Move the Junkyard’s preference would be rescission, Ory told this reporter. Elections are expensive, as are lawsuit appeals. “It’s time for the city to stop playing games and wasting taxpayers’ money,” he said.
During the business-from-the-floor period that evening, a few members of the public addressed council members in support of Mosbarger’s ruling. “Either rescind the action that would allow the junkyard to remain where it is or allow us, the citizens, to vote on the issue,” said Grace Marvin.
Instead, the council majority voted to launch another lawsuit, this time appealing Mosbarger’s ruling. (See “Validated argument,” Newslines, Jan. 18, 2018.)
In response, on March 22, Move the Junkyard filed a lawsuit of its own, asking the court for a writ of mandate directing the City Council “to discharge its mandatory duty” by taking one of three actions: repealing Ordinance 2490; placing Move the Junkyard’s referendum on the Nov. 6 ballot; or setting a special election for a date before Nov. 6.

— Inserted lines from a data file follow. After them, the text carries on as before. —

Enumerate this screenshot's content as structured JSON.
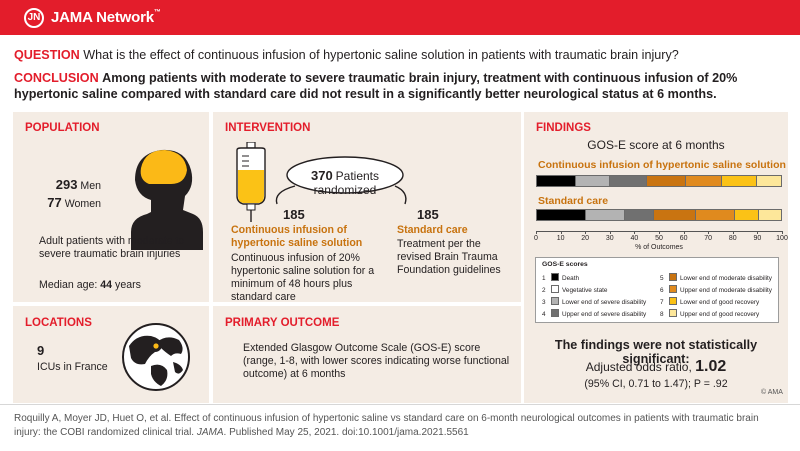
{
  "header": {
    "brand": "JAMA Network",
    "brand_mark": "JN",
    "trademark": "™"
  },
  "question": {
    "label": "QUESTION",
    "text": "What is the effect of continuous infusion of hypertonic saline solution in patients with traumatic brain injury?"
  },
  "conclusion": {
    "label": "CONCLUSION",
    "text": "Among patients with moderate to severe traumatic brain injury, treatment with continuous infusion of 20% hypertonic saline compared with standard care did not result in a significantly better neurological status at 6 months."
  },
  "population": {
    "label": "POPULATION",
    "men_count": "293",
    "men_label": "Men",
    "women_count": "77",
    "women_label": "Women",
    "description": "Adult patients with moderate to severe traumatic brain injuries",
    "median_age_label": "Median age:",
    "median_age_value": "44",
    "median_age_unit": "years"
  },
  "locations": {
    "label": "LOCATIONS",
    "count": "9",
    "text": "ICUs in France"
  },
  "intervention": {
    "label": "INTERVENTION",
    "randomized_count": "370",
    "randomized_label": "Patients randomized",
    "arm1": {
      "n": "185",
      "title": "Continuous infusion of hypertonic saline solution",
      "description": "Continuous infusion of 20% hypertonic saline solution for a minimum of 48 hours plus standard care"
    },
    "arm2": {
      "n": "185",
      "title": "Standard care",
      "description": "Treatment per the revised Brain Trauma Foundation guidelines"
    }
  },
  "primary_outcome": {
    "label": "PRIMARY OUTCOME",
    "text": "Extended Glasgow Outcome Scale (GOS-E) score (range, 1-8, with lower scores indicating worse functional outcome) at 6 months"
  },
  "findings": {
    "label": "FINDINGS",
    "chart_title": "GOS-E score at 6 months",
    "legend_title": "GOS-E scores",
    "result_heading": "The findings were not statistically significant:",
    "or_label": "Adjusted odds ratio,",
    "or_value": "1.02",
    "ci_text": "(95% CI, 0.71 to 1.47); P = .92",
    "copyright": "© AMA"
  },
  "chart_data": {
    "type": "bar",
    "stacked": true,
    "orientation": "horizontal",
    "title": "GOS-E score at 6 months",
    "xlabel": "% of Outcomes",
    "xlim": [
      0,
      100
    ],
    "xticks": [
      "0",
      "10",
      "20",
      "30",
      "40",
      "50",
      "60",
      "70",
      "80",
      "90",
      "100"
    ],
    "categories": [
      "Continuous infusion of hypertonic saline solution",
      "Standard care"
    ],
    "series": [
      {
        "name": "Death",
        "color": "#000000",
        "values": [
          16,
          20
        ]
      },
      {
        "name": "Vegetative state",
        "color": "#ffffff",
        "values": [
          0,
          0
        ]
      },
      {
        "name": "Lower end of severe disability",
        "color": "#b3b3b3",
        "values": [
          14,
          16
        ]
      },
      {
        "name": "Upper end of severe disability",
        "color": "#707070",
        "values": [
          15,
          12
        ]
      },
      {
        "name": "Lower end of moderate disability",
        "color": "#c97411",
        "values": [
          16,
          17
        ]
      },
      {
        "name": "Upper end of moderate disability",
        "color": "#e08a1e",
        "values": [
          15,
          16
        ]
      },
      {
        "name": "Lower end of good recovery",
        "color": "#fbc216",
        "values": [
          14,
          10
        ]
      },
      {
        "name": "Upper end of good recovery",
        "color": "#fde79a",
        "values": [
          10,
          9
        ]
      }
    ]
  },
  "citation": {
    "authors": "Roquilly A, Moyer JD, Huet O, et al.",
    "title": "Effect of continuous infusion of hypertonic saline vs standard care on 6-month neurological outcomes in patients with traumatic brain injury: the COBI randomized clinical trial.",
    "journal": "JAMA",
    "details": "Published May 25, 2021. doi:10.1001/jama.2021.5561"
  }
}
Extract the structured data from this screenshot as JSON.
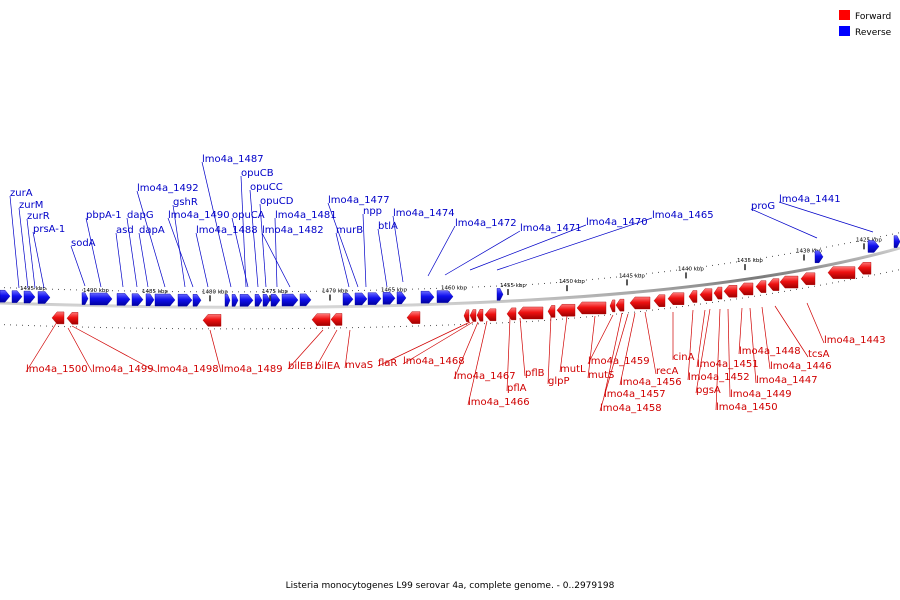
{
  "title": "Listeria monocytogenes L99 serovar 4a, complete genome. - 0..2979198",
  "legend": {
    "forward_label": "Forward",
    "reverse_label": "Reverse",
    "forward_color": "#ff0000",
    "reverse_color": "#0000ff"
  },
  "ticks": [
    "1495 kbp",
    "1490 kbp",
    "1485 kbp",
    "1480 kbp",
    "1475 kbp",
    "1470 kbp",
    "1465 kbp",
    "1460 kbp",
    "1455 kbp",
    "1450 kbp",
    "1445 kbp",
    "1440 kbp",
    "1435 kbp",
    "1430 kbp",
    "1425 kbp"
  ],
  "reverse_genes": [
    "zurA",
    "zurM",
    "zurR",
    "prsA-1",
    "sodA",
    "pbpA-1",
    "asd",
    "dapG",
    "dapA",
    "lmo4a_1492",
    "gshR",
    "lmo4a_1490",
    "lmo4a_1488",
    "lmo4a_1487",
    "opuCB",
    "opuCA",
    "opuCC",
    "opuCD",
    "lmo4a_1481",
    "lmo4a_1482",
    "murB",
    "lmo4a_1477",
    "npp",
    "btlA",
    "lmo4a_1474",
    "lmo4a_1472",
    "lmo4a_1471",
    "lmo4a_1470",
    "lmo4a_1465",
    "proG",
    "lmo4a_1441"
  ],
  "forward_genes": [
    "lmo4a_1500",
    "lmo4a_1499",
    "lmo4a_1498",
    "lmo4a_1489",
    "bilEB",
    "bilEA",
    "mvaS",
    "flaR",
    "lmo4a_1468",
    "lmo4a_1467",
    "lmo4a_1466",
    "pflA",
    "pflB",
    "glpP",
    "mutL",
    "mutS",
    "lmo4a_1459",
    "lmo4a_1457",
    "lmo4a_1458",
    "lmo4a_1456",
    "recA",
    "cinA",
    "lmo4a_1452",
    "lmo4a_1451",
    "pgsA",
    "lmo4a_1449",
    "lmo4a_1450",
    "lmo4a_1448",
    "lmo4a_1447",
    "lmo4a_1446",
    "tcsA",
    "lmo4a_1443"
  ]
}
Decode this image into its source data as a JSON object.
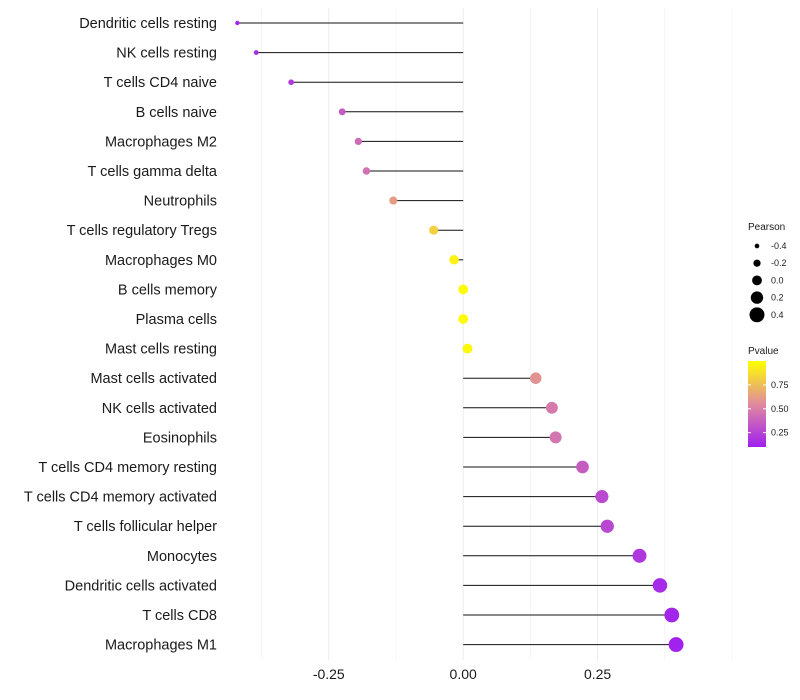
{
  "chart_data": {
    "type": "lollipop",
    "title": "",
    "xlabel": "",
    "ylabel": "",
    "xlim": [
      -0.43,
      0.5
    ],
    "xticks": [
      {
        "value": -0.25,
        "label": "-0.25"
      },
      {
        "value": 0.0,
        "label": "0.00"
      },
      {
        "value": 0.25,
        "label": "0.25"
      }
    ],
    "grid": true,
    "points": [
      {
        "category": "Dendritic cells resting",
        "pearson": -0.42,
        "pvalue": 0.12
      },
      {
        "category": "NK cells resting",
        "pearson": -0.385,
        "pvalue": 0.15
      },
      {
        "category": "T cells CD4 naive",
        "pearson": -0.32,
        "pvalue": 0.22
      },
      {
        "category": "B cells naive",
        "pearson": -0.225,
        "pvalue": 0.35
      },
      {
        "category": "Macrophages M2",
        "pearson": -0.195,
        "pvalue": 0.42
      },
      {
        "category": "T cells gamma delta",
        "pearson": -0.18,
        "pvalue": 0.45
      },
      {
        "category": "Neutrophils",
        "pearson": -0.13,
        "pvalue": 0.62
      },
      {
        "category": "T cells regulatory  Tregs ",
        "pearson": -0.055,
        "pvalue": 0.82
      },
      {
        "category": "Macrophages M0",
        "pearson": -0.017,
        "pvalue": 0.95
      },
      {
        "category": "B cells memory",
        "pearson": 0.0,
        "pvalue": 0.99
      },
      {
        "category": "Plasma cells",
        "pearson": 0.0,
        "pvalue": 0.99
      },
      {
        "category": "Mast cells resting",
        "pearson": 0.008,
        "pvalue": 0.97
      },
      {
        "category": "Mast cells activated",
        "pearson": 0.135,
        "pvalue": 0.58
      },
      {
        "category": "NK cells activated",
        "pearson": 0.165,
        "pvalue": 0.48
      },
      {
        "category": "Eosinophils",
        "pearson": 0.172,
        "pvalue": 0.46
      },
      {
        "category": "T cells CD4 memory resting",
        "pearson": 0.222,
        "pvalue": 0.36
      },
      {
        "category": "T cells CD4 memory activated",
        "pearson": 0.258,
        "pvalue": 0.28
      },
      {
        "category": "T cells follicular helper",
        "pearson": 0.268,
        "pvalue": 0.27
      },
      {
        "category": "Monocytes",
        "pearson": 0.328,
        "pvalue": 0.2
      },
      {
        "category": "Dendritic cells activated",
        "pearson": 0.366,
        "pvalue": 0.15
      },
      {
        "category": "T cells CD8",
        "pearson": 0.388,
        "pvalue": 0.12
      },
      {
        "category": "Macrophages M1",
        "pearson": 0.396,
        "pvalue": 0.11
      }
    ],
    "legend": {
      "placement": "right",
      "size_title": "Pearson",
      "size_entries": [
        {
          "value": -0.4,
          "label": "-0.4"
        },
        {
          "value": -0.2,
          "label": "-0.2"
        },
        {
          "value": 0.0,
          "label": "0.0"
        },
        {
          "value": 0.2,
          "label": "0.2"
        },
        {
          "value": 0.4,
          "label": "0.4"
        }
      ],
      "color_title": "Pvalue",
      "color_ticks": [
        {
          "value": 0.75,
          "label": "0.75"
        },
        {
          "value": 0.5,
          "label": "0.50"
        },
        {
          "value": 0.25,
          "label": "0.25"
        }
      ],
      "color_range": [
        0.1,
        1.0
      ],
      "color_low": "#a020f0",
      "color_mid": "#e08a9e",
      "color_high": "#ffff00"
    }
  }
}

Last Friday (June 29), the lead attorney for Move the Junkyard, Jim McCabe, was back before Judge Mosbarger seeking a writ of mandate that would compel the City Council to put the referendum on the Nov. 6 ballot.
Mosbarger, it turned out, needed more time to read the pleadings in the case and bumped the hearing to Tuesday (July 3).
At issue was whether she could issue a writ of mandate while an appeal of a related case (her determination that the referendum was valid) was still active. If the judge decided she could do so and issued the writ, the city either would have to rescind Ordinance 2490 or put the referendum on the Nov. 6 ballot. If she decided she needed to wait until after the appeal was decided, there wouldn’t be enough time to get the referendum on the ballot.
Attorneys on both sides offered complex arguments, but in the end Mosbarger said she still needed more time.
“I’m going to take this under submission and will have a determination by Friday [July 6],” she said.
Is that a light at the end of the tunnel?